Despite living in different cities, Celine and I agreed to see each other again, two nights later, before I left town. The same basics were there: mutual friends, beers, conversation. Things were (of course) different this time, however, as we both knew that two nights earlier the first paragraph of this post happened. There was more than an ample amount of awkwardness on the second night, awkwardness I might have learned how to get out of if I had paid more attention to the Tao of McDreamy. Sitting next to Celine on the second night, it was initially difficult to involve her in the conversation, mostly because I was exceptionally nervous. As somebody who is typically more Liz Lemon than Jack Donaghy, this was unsurprising.

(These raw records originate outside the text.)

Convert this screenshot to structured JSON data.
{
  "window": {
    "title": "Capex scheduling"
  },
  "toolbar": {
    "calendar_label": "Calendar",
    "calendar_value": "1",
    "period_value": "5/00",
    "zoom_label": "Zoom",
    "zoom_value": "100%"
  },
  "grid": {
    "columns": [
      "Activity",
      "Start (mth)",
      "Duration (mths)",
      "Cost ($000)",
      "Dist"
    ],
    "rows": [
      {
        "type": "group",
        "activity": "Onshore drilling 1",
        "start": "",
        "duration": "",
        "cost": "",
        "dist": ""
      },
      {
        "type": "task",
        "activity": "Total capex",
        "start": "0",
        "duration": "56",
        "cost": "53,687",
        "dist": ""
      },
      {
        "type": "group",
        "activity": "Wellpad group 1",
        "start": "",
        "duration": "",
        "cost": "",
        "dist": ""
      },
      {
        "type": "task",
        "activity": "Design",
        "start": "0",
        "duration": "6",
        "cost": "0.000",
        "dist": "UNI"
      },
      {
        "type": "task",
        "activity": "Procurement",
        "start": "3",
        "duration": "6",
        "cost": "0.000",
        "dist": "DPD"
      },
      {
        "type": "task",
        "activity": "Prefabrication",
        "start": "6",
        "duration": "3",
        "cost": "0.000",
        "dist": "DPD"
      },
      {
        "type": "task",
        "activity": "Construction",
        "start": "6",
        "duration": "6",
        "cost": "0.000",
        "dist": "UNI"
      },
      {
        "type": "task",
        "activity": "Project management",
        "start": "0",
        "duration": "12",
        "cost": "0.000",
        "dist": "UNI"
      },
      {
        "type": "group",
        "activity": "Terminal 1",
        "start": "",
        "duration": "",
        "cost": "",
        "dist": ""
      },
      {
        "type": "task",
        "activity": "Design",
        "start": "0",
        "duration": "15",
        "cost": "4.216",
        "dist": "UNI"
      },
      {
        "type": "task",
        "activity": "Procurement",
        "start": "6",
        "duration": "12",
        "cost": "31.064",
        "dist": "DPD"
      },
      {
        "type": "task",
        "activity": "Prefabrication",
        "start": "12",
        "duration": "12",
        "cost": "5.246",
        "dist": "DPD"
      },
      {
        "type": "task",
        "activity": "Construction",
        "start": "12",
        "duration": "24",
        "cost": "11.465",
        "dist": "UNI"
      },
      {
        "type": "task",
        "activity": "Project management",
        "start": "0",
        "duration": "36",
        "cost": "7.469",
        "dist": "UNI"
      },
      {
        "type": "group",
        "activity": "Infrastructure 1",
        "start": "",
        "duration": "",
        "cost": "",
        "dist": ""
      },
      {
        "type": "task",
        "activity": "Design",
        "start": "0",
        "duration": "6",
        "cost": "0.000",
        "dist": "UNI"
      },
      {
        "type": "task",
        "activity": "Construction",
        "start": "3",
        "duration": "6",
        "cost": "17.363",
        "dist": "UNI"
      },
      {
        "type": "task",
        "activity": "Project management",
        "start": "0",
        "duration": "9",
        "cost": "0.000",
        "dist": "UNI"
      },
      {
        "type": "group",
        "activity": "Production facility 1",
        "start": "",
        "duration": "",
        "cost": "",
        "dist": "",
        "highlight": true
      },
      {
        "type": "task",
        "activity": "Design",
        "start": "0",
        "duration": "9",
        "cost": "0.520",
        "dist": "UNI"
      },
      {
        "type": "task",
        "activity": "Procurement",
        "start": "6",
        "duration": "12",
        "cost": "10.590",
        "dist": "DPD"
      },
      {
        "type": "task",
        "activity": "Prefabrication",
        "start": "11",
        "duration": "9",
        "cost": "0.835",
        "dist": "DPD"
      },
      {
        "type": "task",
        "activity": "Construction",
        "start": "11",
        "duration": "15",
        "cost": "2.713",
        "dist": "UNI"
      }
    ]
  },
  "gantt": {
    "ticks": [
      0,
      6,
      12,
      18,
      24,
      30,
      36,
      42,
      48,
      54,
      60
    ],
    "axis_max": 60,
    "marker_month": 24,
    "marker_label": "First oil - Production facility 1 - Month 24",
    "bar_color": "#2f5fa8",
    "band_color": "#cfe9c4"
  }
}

It happens consistently with people I am romantically interested in, and rarely am I able to adequately fight through it, typically fleeing the scene entirely instead of dealing with a momentary lack of comfort. But tonight I was determined, even if it involved eventually being proven wrong. I couldn’t afford to be Celeste, because tonight I was hanging out with Celine.

Celine and I again ended up as the last two people at the bar, and when she found out I sneakily paid for her drinks, she smiled at me like she had expected me to do so, but was still authentically thankful for it nonetheless. Again I walked her home, but since we were significantly less intoxicated this time, the evening ended in actual conversation, as opposed to drunken mumbling and makeouts. After a couple of minutes spent talking about how oddly cold it was that night, Celine blurted out the second best question she could have asked.

“How weird do you feel right now?”
“Pretty weird. I mean, I’m going to try to kiss you before I leave, I know that, but I do feel weird about it.”
“Okay, good. As long as we’re on the same page.”

We talked a bit longer – when I would be back in her city, how she had no real plans to visit mine – and the conversation made me more optimistic than the previous words in this sentence might make you think.

“Okay… I’m going to try to kiss you now,” I said.
She reciprocated, albeit for a much shorter period of time than before. “We can’t make out all night this time… I have to work in, like, seven hours.”
“I know.”

I knew that at least, but for everything else that is to come, I don’t know what’s next. If we never saw each other again, I wouldn’t be pleased, but I might not be entirely surprised either. Like a good romcom fan though, I have my hopes. These hopes may not always be realistic, but that hope is precisely what makes the process of experiencing them enjoyable at all. There will be no green card marriage here, nor will I move to Los Angeles to start managing a band, and I’m pretty confident neither of us has an affinity for Beijing Olympics reruns. I know none of those things will happen, because they’re all fiction. In reality though, I don’t know what comes next, and that’s interesting to me. But now I’m ready for things to not be interesting; I don’t need to remain safely sardonic at all times anymore. For the first time in a long time, I’m ready to be proven wrong. This time I’ll just have to hope I’m not.